Она отвернулась, пытаясь скрыть жгучий румянец стыда, но его пальцы мягко, властно вернули ее лицо обратно. Он видел все.
По лицу Каина скользнула тень – не гнева, а усталой, почти человеческой досады, смешанной с неизбежностью их связи.
– «Я был занят,» подтвердил он, его голос снова стал ровным, отстраненным. – «Делами, которые не терпят отлагательств.»
– «Убийствами? Пытками?» – вырвалось у Валери, горечь пропитала каждое слово. Она искала в нем чудовище, чтобы оправдать свой страх, свою попытку бегства в небытие.
– «Поддержанием порядка,» – отрезал он, и в его тоне зазвучала непреклонность древней силы. – «Хрупкого равновесия в мире, который ты так жаждешь понять, но боишься увидеть.»
– «Поддержанием твоего порядка? Порядка среди таких же чудовищ?»
– «Поддержанием Маскарада, Валери,» он поправил, с ледяным терпением учителя.
«Поддержанием той тонкой, кровавой завесы, которая отделяет наш мир от вашего и не дает ему погрузиться в хаос. Порядка, который, как ни парадоксально, позволяет таким, как ты, спать по ночам, не боясь, что их кровь выпьют в темном переулке какое-нибудь потерявшее контроль отродье.» Он посмотрел на нее с вызовом, с тяжестью веков в глазах. – «Да, иногда это требует... жестких мер. Иногда – смертей. Но это цена существования. Цена твоей относительной безопасности. Я обещал показать тебе мир. Весь мир. Не только его солнечные террасы.»
Она раскрыла глаза шире, пытаясь осознать непостижимый масштаб его ответственности, его вечной войны в тени, войны, которой не было конца.
– «Мир?» – прошептала она. – «Ты называешь миром этот ад?»
В его глазах мелькнула тень чего-то невыразимо тяжелого – бремени бессмертия, одиночества, крови на руках, которые никогда не отмоются. Он смотрел на нее, ожидая не осуждения, а... понимания? Принятия неизбежности этой тьмы? Он сделал шаг к кровати, его тень накрыла ее полностью, как крыло древнего дракона.
– «Ты попыталась убить себя, Валери.» Его голос утратил последние нотки отстраненности. В нем зазвучала чистая, кованая стал. «Совершить акт окончательного, необратимого бегства. От меня. От этого. От жизни. Попыталась вырвать у меня то, что принадлежит мне по праву желания и...» – Он запнулся, впервые подбирая человеческое слово в этом контексте. «...по праву обладания. Ты думаешь, я позволю этому повториться? Думаешь, я отпущу тебя в небытие так легко?»
Она не ответила, затаив дыхание. Слова застряли в горле. Страх вновь сдавил ее, но теперь в нем была примесь чего-то иного, почти благоговения перед его абсолютной, ужасающей решимостью. Перед силой, способной удержать даже смерть.

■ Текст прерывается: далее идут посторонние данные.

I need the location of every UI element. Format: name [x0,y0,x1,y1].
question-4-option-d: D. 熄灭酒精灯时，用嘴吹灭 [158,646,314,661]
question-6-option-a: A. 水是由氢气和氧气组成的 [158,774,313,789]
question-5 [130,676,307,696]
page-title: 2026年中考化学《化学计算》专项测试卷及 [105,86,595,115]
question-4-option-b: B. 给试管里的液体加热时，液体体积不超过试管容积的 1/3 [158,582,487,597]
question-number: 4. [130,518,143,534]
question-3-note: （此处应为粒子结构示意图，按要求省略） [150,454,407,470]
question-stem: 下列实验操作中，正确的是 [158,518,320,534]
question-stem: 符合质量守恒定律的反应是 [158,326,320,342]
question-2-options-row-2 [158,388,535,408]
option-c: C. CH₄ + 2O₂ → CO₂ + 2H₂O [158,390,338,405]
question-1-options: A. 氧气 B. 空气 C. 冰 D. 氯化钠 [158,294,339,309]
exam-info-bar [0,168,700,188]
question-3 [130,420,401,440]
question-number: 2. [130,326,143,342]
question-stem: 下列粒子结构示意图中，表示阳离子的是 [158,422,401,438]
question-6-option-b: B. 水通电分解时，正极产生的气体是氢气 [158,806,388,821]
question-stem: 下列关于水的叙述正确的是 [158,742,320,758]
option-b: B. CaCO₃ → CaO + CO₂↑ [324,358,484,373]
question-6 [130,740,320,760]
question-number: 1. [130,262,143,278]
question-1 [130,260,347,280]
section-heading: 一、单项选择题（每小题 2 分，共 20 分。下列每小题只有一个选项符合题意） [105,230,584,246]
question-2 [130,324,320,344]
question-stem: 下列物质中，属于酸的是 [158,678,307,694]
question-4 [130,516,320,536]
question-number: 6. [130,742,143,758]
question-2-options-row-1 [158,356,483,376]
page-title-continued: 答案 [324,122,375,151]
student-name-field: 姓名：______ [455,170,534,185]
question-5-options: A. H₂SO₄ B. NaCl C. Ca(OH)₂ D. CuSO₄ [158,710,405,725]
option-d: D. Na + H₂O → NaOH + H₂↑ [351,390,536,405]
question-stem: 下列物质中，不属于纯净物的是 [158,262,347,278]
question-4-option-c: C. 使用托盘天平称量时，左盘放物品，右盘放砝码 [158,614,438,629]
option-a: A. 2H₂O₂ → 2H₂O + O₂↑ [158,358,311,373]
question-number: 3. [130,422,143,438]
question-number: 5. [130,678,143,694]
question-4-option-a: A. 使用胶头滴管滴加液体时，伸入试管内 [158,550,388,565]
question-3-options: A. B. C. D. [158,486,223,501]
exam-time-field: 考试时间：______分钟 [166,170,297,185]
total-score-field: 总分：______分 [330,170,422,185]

Каин наклонился так низко, что его губы почти касались ее виска. Его взгляд пылал холодным голубым пламенем, в котором читалась не только ярость, но и древняя, неутолимая жажда обладания, смешанная с чем-то, похожим на отчаянную, безумную защиту чего-то ценного.
– «С этого момента,» – прошептал он, и каждое слово впивалось в нее, – «Я решаю, когда ты умрешь. Не твоя тоска. Не твое отчаяние. Не острое стекло в дрожащей руке. Твоя жизнь, твое дыхание, твоя кровь – они принадлежат мне. До последнего удара сердца. До последней алой капли. И если придет час, когда смерть станет для тебя единственным милосердием...»
Он отстранился на сантиметр, его глаза впились в ее расширенные от ужаса и чего-то еще зрачки. – «...это буду я, кто подарит его тебе. Не ты сама. Никогда больше. Это... обещание. Единственная непреложная истина в твоем хрупком существовании теперь.»
Он выпрямился во весь свой внушительный рост, его силуэт заслонил последний лунный свет, превратившись в абсолютную черную фигуру неоспоримой власти. Он повернулся к двери, не оглядываясь.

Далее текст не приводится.